YoureBeing, I didn't even know it existed until this week, it's awful. So many people rehoming puppies and young dogs because they have a young baby too. I saw one dog 8 months old that needs to be rehomed because the family have a 9 week old baby, at what point did that seem like a good idea!? You can bet the poor thing came either from backyard breeders or a puppy farm because no reputable breeder would have considered it wise.

DP is making a last ditch attempt with SIL today to try to stop this. He's pointed out that if she wants a cat then it's not going to be able to live well with an akita because of the risk of the prey drive kicking in and that should BIL be deployed or even just away on exercises or doing flood defences etc again the dog is going to be stuck in the house without anybody to walk it because SIL is only 5foot 2 and weighs about 8 stone.

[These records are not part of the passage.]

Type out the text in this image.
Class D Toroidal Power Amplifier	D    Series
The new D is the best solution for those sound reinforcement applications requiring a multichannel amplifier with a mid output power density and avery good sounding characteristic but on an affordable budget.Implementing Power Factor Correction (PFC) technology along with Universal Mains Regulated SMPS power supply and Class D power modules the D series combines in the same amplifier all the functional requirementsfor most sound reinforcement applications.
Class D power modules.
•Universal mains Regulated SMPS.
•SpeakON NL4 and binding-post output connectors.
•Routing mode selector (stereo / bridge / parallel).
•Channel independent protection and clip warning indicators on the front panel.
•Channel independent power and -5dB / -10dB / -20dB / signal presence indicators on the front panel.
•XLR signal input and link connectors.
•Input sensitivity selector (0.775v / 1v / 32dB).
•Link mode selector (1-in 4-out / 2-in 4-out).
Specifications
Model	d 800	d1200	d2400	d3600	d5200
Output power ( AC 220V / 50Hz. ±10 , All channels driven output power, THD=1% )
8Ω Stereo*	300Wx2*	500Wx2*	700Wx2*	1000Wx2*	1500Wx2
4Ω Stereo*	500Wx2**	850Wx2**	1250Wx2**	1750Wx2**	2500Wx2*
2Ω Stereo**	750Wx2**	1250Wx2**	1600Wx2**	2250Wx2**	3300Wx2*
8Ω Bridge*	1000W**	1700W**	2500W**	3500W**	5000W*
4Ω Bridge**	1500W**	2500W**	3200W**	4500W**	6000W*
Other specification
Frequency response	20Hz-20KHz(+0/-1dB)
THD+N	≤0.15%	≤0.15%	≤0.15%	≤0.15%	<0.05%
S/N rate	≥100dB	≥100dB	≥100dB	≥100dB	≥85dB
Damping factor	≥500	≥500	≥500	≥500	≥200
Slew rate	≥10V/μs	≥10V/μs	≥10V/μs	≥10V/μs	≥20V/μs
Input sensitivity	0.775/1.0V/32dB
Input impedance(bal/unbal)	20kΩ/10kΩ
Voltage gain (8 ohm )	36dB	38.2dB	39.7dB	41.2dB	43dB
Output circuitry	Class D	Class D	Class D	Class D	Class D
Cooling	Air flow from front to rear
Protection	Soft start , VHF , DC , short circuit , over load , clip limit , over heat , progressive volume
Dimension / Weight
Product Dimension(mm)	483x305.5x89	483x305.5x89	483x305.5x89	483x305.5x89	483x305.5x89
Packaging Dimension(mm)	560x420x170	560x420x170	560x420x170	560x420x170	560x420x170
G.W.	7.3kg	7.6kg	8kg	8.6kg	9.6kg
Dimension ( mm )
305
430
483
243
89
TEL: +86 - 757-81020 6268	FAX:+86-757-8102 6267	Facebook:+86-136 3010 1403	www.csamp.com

Suspect that if BIL-to-be wants to take it on to base they're going to have to find some pretty specialist insurance and if anybody in his office objects then the dog can no longer go.

I love dogs and that's why we don't have one yet, because we couldn't be good owners right now.

YoureBeingASillyBilly Thu 27-Feb-14 17:16:40

She wants a dog that she cant even walk?! shock idiots. Sorry but they are.

tabulahrasa Thu 27-Feb-14 20:33:06

Why would she not be able to walk it? The owner of the one I've been talking about is 5 ft 1, she manages fine.

MsFanackerPants Thu 27-Feb-14 21:48:28

Because she couldn't even walk a staffy on a lead at the rescue centre? She can't walk my mum's dog who is a 13kg spaniel...

tabulahrasa Fri 28-Feb-14 08:05:52

Oh

tabulahrasa Fri 28-Feb-14 08:08:33

Sorry, hit the wrong button on my phone.

Though, oh sort of covers it, lol. If she can't walk any dog, really what breed it is is less relevant than they shouldn't be getting a dog at all.